On 27 April 2023, the Faculty of Finance of the City University of Macau held the Finance Seminar Series [28] China Life – GuangFa Bank Joint Lecture at the Ho Yin Convention Centre. Mr. Steven Lo, Training Manager of Personal Agent Department of China Life Insurance (Overseas) Company Limited Macau Branch, was invited to deliver a speech titled “Wealth Management – Premium Financing Sharing Session”. Guests attending this seminar include Mr. Paul Chan, Head of the Personal Agent Department and Mr. Chaohui Jin, Senior Branch Manager, China Life Insurance (Overseas) Company Limited Macau Branch; Dean Adrian Cheung and Associate Dean Eva Khong of Faculty of Finance, City University of Macau.
Mr. Steven Lo first pointed out that during the 14 years of extremely-low interest rate period, many new financial demands and opportunities appeared in the market, which also led to the further improvement of investors' financial concept and risk awareness. Extreme-low fixed-interest returns make customers more eager to pursue products with higher potential returns, such as stocks, funds, real estate, etc. Meanwhile, the extreme-low interest environment for a long time also creates new demands and provides conditions for customers in financial management. The extended period of extreme-low interest rates has provided an opportunity for financing conditions to amplify asset appreciation through leveraged transactions. Under this period, premium financing has become one of many ways to financing financial instruments, allowing customers to more easily access cash flow and recover the principal plus some interest income when the policy matures. The advent of extreme-low interest rates has presented many new opportunities in the market, and financial planners need to better understand market trends to provide their clients with the best investment advice.
Mr. Lo then introduced the concept of premium financing. Premium financing refers to the policy holder's pledge of an approved insurance contract to a financial institution as collateral. Based on the valuation of the collateral, the financial institution grants part of the loan to the insured for the purchase of the policy. For example, if the required premium is $100, the insured person will pay 20% in advance. The remaining 80% is paid in full by the loan, the policy is approved to generate dividends, the financing also generates interest, from which the policyholder earns a positive interest margin. In short, premium financing refers to borrowing money from the bank to take out insurance. The customer pays the premium of the life insurance policy with the loan, and transfers the policy interest to the bank as collateral for the loan. He also pointed out that the form of premium financing is similar to that of setting up mortgages in that both offer a lower principal in exchange for a higher expected return.
Then, Mr.

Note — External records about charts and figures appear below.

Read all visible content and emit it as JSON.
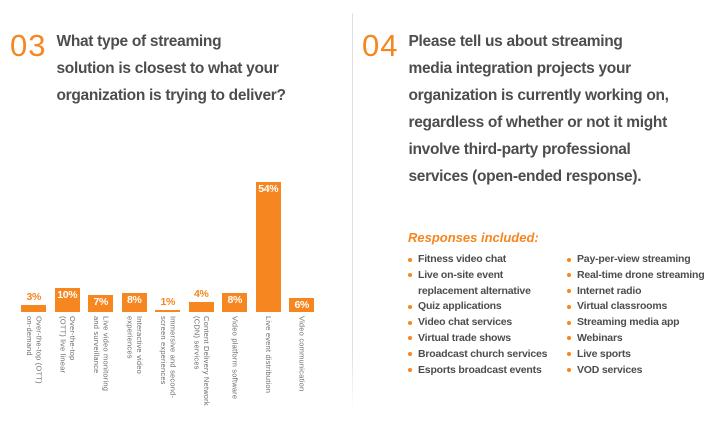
{
  "colors": {
    "accent_orange": "#F6861F",
    "text_dark": "#4C4D4F",
    "axis_label_gray": "#6C6D70",
    "divider_gray": "#E0E0E0",
    "background": "#FFFFFF"
  },
  "left": {
    "number": "03",
    "question": "What type of streaming\nsolution is closest to what your\norganization is trying to deliver?"
  },
  "right": {
    "number": "04",
    "question": "Please tell us about streaming\nmedia integration projects your\norganization is currently working on,\nregardless of whether or not it might\ninvolve third-party professional\nservices (open-ended response).",
    "responses_label": "Responses included:",
    "lists": {
      "column1": [
        "Fitness video chat",
        "Live on-site event\nreplacement alternative",
        "Quiz applications",
        "Video chat services",
        "Virtual trade shows",
        "Broadcast church services",
        "Esports broadcast events"
      ],
      "column2": [
        "Pay-per-view streaming",
        "Real-time drone streaming",
        "Internet radio",
        "Virtual classrooms",
        "Streaming media app",
        "Webinars",
        "Live sports",
        "VOD services"
      ]
    }
  },
  "chart_data": {
    "type": "bar",
    "title": "",
    "xlabel": "",
    "ylabel": "",
    "ylim": [
      0,
      54
    ],
    "grid": false,
    "legend": false,
    "bar_color": "#F6861F",
    "categories": [
      "Over-the-top (OTT) on-demand",
      "Over-the-top (OTT) live linear",
      "Live video monitoring and surveillance",
      "Interactive video experiences",
      "Immersive and second-screen experiences",
      "Content Delivery Network (CDN) services",
      "Video platform software",
      "Live event distribution",
      "Video communication"
    ],
    "categories_wrapped": [
      "Over-the-top (OTT)\non-demand",
      "Over-the-top\n(OTT) live linear",
      "Live video monitoring\nand surveillance",
      "Interactive video\nexperiences",
      "Immersive and second-\nscreen experiences",
      "Content Delivery Network\n(CDN) services",
      "Video platform software",
      "Live event distribution",
      "Video communication"
    ],
    "values": [
      3,
      10,
      7,
      8,
      1,
      4,
      8,
      54,
      6
    ],
    "value_labels": [
      "3%",
      "10%",
      "7%",
      "8%",
      "1%",
      "4%",
      "8%",
      "54%",
      "6%"
    ]
  }
}
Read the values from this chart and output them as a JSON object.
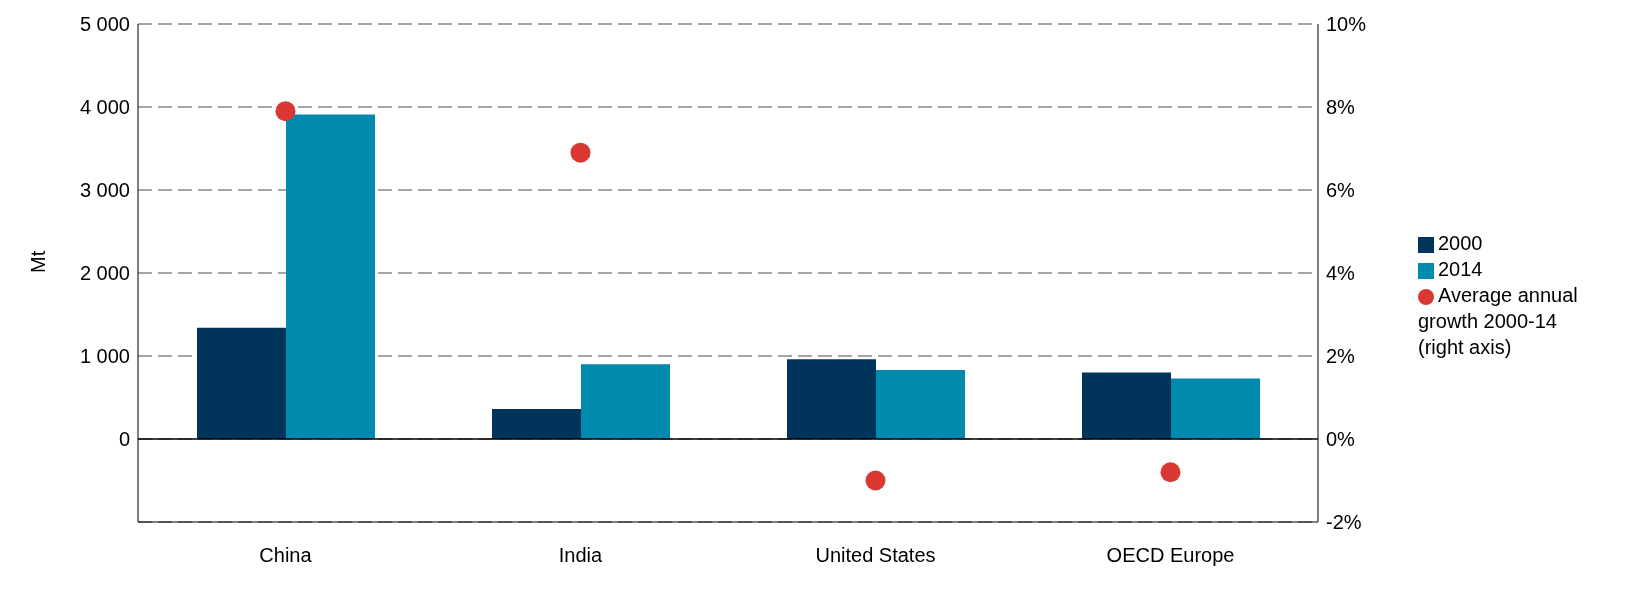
{
  "chart_data": {
    "type": "bar",
    "ylabel": "Mt",
    "categories": [
      "China",
      "India",
      "United States",
      "OECD Europe"
    ],
    "series": [
      {
        "name": "2000",
        "color": "#00345b",
        "values": [
          1340,
          360,
          960,
          800
        ]
      },
      {
        "name": "2014",
        "color": "#008aad",
        "values": [
          3910,
          900,
          830,
          730
        ]
      },
      {
        "name": "Average annual growth 2000-14 (right axis)",
        "type": "scatter",
        "axis": "y2",
        "color": "#d93932",
        "values": [
          7.9,
          6.9,
          -1.0,
          -0.8
        ]
      }
    ],
    "ylim": [
      -1000,
      5000
    ],
    "yticks": [
      {
        "value": 0,
        "label": "0"
      },
      {
        "value": 1000,
        "label": "1 000"
      },
      {
        "value": 2000,
        "label": "2 000"
      },
      {
        "value": 3000,
        "label": "3 000"
      },
      {
        "value": 4000,
        "label": "4 000"
      },
      {
        "value": 5000,
        "label": "5 000"
      }
    ],
    "y2lim": [
      -2,
      10
    ],
    "y2ticks": [
      {
        "value": -2,
        "label": "-2%"
      },
      {
        "value": 0,
        "label": "0%"
      },
      {
        "value": 2,
        "label": "2%"
      },
      {
        "value": 4,
        "label": "4%"
      },
      {
        "value": 6,
        "label": "6%"
      },
      {
        "value": 8,
        "label": "8%"
      },
      {
        "value": 10,
        "label": "10%"
      }
    ],
    "ref_lines": [
      {
        "axis": "y",
        "value": 0,
        "color": "#000000"
      }
    ],
    "grid": "y",
    "legend": "right",
    "marker": "circle"
  }
}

Lo explained the reasons for premium financing, including maintaining flexibility and seeking more returns. Premium financing allows customers’ insurance policy to be mortgaged to the bank for a rainy day when they need cash. Comparing between premium financing and no premium financing, both customers have the same product and the insurance policy provides the same protection and return. However, the actual principal expenditure will be greatly reduced after financing. In the low-interest rate environment, premium financing uses leverage effect to earn the difference between the policy rate of return and the loan interest rate. The interest calculation of the loan is similar to that of property mortgage. It is usually calculated by deducting a fixed interest rate from the prime rate. Principal and interest are to be recovered in one lump sum at maturity of the policy.
Lastly, Mr. Lo shared the financial requirements and related risks of premium financing. Premium financing used to be available only to private banks for customers who could afford to buy large amounts of insurance. In the era of extreme-low interest rates, on the one hand, banks want to expand more business, and at the same time, retail customers have a great demand for financial products with high potential returns due to extreme-low deposit rates. As a result, premium financing has also been extended to the level of retail banks in recent years, and loans of as low as 1 million yuan are introduced to enable general retail customers to participate. On the other hand, when financing loans are added to insurance products, they involve financial leverage, relevant insurance is no longer just a simple insurance product and belongs to investment and finance products, in which not only returns are amplified, but also risks. Meanwhile, if customers choose to take out insurance through financing, insurance companies and banks have higher requirements on customers' financial strength and sources of funds.
At the end of the sharing session, students took this valuable opportunity to actively pose questions related to insurance premium financing, and Mr. Steven Lo answered in detail. In the Seminar, the students paid attention to the fact that insurance premium financing is a financial arrangement rather than a financial product, and gained a lot through the financial seminar series. The students also expressed their expectations for the sharing of the next finance seminar.